Carmakers slow to recognise importance of seats
Heiko Haupt, Deutsche Presse-Agentur, Ruesselsheim, Germany
Car seats are generally covered in leather and upholstered with the finest materials. New extras are constantly being built into them.
Yet car seats are are often less than ideal.
Detlef Detjen, of the Action Healthy Back (AGR) organisation, says that standard seats fail to fulfil 97 per cent of his organisation's yardsticks.
The AGR says that about 40 per cent of Germans spend more than one and a half hours a day in the car. And this group suffers from an above-average number of back problems.
The complaints do not come overnight, he explains. It is more a case of bad seating posture over a protracted time in a badly made seat. Yet from a technical point of view, constructing a seat which is correct for the back is not so difficult, he believes.
Manufacturers have other priorities in the making of a car. Even in car tests, seating comfort is seldom mentioned," he said.

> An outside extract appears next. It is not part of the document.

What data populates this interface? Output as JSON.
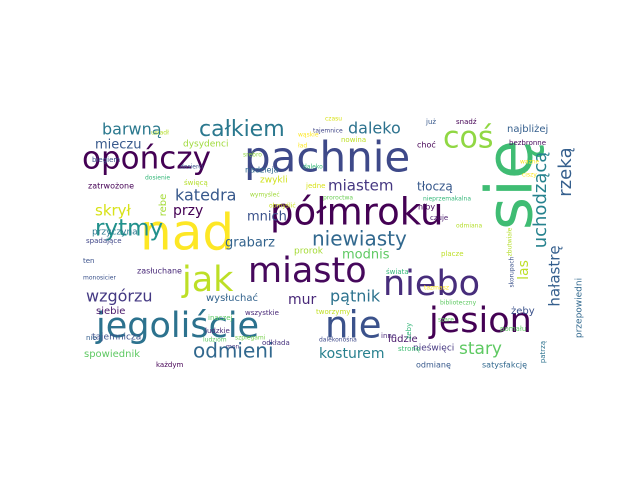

AGR says that the seating surface itself should be large enough to accommodate almost the entire thigh length. Also important is the support in the hip region so that the person does not immediately slump with rounded back.
But some carmakers are taking more trouble to ensure that their seats are better adjusted for the spine. In 2001, Audi was the first manufacturer to receive the AGR seal of approval for a sportscar seat.
In December 2002, Volkswagen announced it had received the first seal of approval awarded to a maker for the seats in its four-seater version of the new luxury Phaeton model. This model has individual seats at the back as well as the front.
VW spokesman Hartmuth Hoffmann said in Wolfsburg that the demands for improved seats were easier to fulfil by using individual seats.